Snakes are mentioned in Mark 16. Even though your grandpaa firmly believes that what is found in the Bible is inerrant, your grandpaa wishes that the last twelve verses of the last chapter in the Mark Book had not been added. What is said in just one of the verses – verse 18, “they will pick up snakes with their hands; and when they drink deadly poison, it will not hurt them at all; they will place their hands on sick people, and they will get well.”’ has become the core belief of some Christ-follower fellowships of guys and gals. These Christ-follower fellowships of guys and gals handle rattlesnakes as part of their church services – believing that if a guy or gal is bit by a snake, that that the guy or gal will not die. Your grandpaa believes that this an extreme faith application which . . . your grandpaa believes that the verses that end the Mark Book were added by someone other than Mark after Mark had completed his personal documentation of Jesus’ life. Your grandpaa is convinced that Mark carefully researched what he personally had not witnessed regarding Jesus’ life on planet Earth. The Mark Book is a succinct compilation of just Jesus’ life experiences. Handling snakes and/or drinking poison were not a Jesus thing.

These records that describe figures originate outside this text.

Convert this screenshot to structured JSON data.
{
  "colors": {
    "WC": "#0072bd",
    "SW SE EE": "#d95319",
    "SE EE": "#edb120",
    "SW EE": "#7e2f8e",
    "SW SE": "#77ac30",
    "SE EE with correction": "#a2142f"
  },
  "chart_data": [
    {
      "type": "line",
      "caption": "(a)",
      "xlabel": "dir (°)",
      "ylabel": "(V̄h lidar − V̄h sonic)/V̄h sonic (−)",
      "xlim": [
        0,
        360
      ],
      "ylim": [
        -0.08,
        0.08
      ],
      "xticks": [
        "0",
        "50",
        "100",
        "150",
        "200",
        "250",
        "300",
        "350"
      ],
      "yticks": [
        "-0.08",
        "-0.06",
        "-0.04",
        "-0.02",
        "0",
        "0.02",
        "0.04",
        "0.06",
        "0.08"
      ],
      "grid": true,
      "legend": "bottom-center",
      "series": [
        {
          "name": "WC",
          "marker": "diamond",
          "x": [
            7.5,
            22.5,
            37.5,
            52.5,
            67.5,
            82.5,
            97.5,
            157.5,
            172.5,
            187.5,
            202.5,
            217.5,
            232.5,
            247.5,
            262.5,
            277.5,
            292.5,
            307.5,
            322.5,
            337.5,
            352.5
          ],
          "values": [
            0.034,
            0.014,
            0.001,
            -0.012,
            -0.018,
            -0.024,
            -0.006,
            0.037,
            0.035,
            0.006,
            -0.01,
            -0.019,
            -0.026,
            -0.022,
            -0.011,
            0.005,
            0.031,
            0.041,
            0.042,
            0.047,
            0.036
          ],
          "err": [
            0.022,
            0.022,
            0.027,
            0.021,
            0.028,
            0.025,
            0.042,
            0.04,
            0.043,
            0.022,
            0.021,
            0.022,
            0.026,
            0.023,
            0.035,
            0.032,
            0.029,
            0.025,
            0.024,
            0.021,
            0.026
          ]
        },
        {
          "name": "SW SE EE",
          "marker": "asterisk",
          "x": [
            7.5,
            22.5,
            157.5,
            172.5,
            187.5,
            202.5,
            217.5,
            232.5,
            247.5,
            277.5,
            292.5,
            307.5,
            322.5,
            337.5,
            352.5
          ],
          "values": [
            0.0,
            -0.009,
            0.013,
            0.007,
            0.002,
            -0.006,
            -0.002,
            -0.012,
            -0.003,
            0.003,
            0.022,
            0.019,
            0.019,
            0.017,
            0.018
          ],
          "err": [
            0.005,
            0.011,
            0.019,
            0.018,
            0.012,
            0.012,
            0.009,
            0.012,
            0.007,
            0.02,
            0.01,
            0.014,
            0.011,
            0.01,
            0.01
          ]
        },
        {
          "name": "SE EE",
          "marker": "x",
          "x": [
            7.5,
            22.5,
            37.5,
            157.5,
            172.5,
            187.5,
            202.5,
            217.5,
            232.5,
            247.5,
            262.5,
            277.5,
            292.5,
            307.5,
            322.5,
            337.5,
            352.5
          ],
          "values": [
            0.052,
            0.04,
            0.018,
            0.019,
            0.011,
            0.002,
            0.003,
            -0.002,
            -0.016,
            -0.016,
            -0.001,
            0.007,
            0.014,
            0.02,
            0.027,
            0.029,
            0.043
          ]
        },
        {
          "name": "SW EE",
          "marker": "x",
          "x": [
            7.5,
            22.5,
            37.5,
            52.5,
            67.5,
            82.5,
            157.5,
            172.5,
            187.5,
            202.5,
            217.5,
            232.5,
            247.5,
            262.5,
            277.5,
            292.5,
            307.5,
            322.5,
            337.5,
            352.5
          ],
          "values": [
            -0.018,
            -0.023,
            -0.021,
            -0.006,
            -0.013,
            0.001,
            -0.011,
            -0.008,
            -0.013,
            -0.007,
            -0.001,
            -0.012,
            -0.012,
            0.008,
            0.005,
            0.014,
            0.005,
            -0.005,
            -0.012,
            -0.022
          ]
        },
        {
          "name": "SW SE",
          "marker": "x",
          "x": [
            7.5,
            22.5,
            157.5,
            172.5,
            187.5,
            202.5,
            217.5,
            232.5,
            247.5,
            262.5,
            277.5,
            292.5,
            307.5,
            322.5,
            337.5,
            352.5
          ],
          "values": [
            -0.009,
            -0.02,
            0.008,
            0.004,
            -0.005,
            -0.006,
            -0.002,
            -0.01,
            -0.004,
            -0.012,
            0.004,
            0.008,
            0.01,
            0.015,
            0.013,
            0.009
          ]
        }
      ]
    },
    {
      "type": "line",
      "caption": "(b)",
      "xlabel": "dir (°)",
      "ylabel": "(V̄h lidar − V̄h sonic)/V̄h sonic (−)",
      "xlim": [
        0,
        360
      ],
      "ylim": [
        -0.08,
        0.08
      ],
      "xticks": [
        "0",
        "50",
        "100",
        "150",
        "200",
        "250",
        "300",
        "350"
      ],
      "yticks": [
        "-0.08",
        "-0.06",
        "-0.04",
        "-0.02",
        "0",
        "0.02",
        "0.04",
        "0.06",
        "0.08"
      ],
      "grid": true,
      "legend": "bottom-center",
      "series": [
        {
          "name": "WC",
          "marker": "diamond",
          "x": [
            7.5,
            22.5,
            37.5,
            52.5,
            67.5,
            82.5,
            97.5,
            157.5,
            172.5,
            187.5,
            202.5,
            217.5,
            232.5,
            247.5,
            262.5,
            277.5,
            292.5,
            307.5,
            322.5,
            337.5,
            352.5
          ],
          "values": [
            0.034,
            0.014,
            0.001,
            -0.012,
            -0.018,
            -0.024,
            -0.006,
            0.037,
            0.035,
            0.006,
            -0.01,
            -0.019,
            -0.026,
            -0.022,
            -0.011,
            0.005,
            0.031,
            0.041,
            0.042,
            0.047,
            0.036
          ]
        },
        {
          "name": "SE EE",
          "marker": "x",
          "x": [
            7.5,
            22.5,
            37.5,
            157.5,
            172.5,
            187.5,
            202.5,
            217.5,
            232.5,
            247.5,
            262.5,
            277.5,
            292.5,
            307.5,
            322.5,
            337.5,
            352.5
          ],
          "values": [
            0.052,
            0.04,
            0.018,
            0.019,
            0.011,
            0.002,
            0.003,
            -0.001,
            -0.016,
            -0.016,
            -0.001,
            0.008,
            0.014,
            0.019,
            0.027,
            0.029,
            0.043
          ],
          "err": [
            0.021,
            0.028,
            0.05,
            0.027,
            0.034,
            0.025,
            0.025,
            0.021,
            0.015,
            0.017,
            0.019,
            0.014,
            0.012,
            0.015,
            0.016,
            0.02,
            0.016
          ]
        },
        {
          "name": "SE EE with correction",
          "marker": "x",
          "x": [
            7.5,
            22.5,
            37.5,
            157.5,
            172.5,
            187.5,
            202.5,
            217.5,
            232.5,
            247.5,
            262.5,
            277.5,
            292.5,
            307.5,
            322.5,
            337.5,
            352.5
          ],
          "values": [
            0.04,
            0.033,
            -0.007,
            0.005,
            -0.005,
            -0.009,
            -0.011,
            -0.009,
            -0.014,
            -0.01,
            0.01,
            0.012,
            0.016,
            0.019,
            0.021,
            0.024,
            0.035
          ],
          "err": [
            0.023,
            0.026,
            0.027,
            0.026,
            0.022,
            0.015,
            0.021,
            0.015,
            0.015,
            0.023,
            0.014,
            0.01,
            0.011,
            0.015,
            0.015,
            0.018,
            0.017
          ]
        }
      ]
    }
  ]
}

The footnotes for this chapter mention that it was about 6:00 P.M. Saturday evening when Mary Magdalene, Mary – James’ ma, and Salome left for the tomb where Jesus was buried. These three gals had bought some spices that they were planning to use to anoint Jesus’ body. Mark says in his Mark Book that the three gals went very early to the tomb where Jesus was entombed – like just after sunrise, to . . . so – a Bible commentator thinks that it was in the evening when the three gals headed for the tomb where . . . do you normally apply Biblical truths literally or do you believe that there are rare cases – such as the verses that end this chapter, where verses should be treated with a healthy skepticism as to their absolute voracity. A beautiful, slithery creature – in the period of the Garden of Eden, became Satan’s temptation currier. When Adam succumbed to the pride spirit, the devious serpent became destined to be a stomach crawler forever. The Bible – to your grandpaa, has so many other verses in it to factually apply in underpinning a personal theology that is centered on God’s unmerited grace coming alongside the mustard size faith that a guy, gal or kid is given when . . . the ‘snake’ is taken out of play when Jesus is accepted by the guy, gal or kid.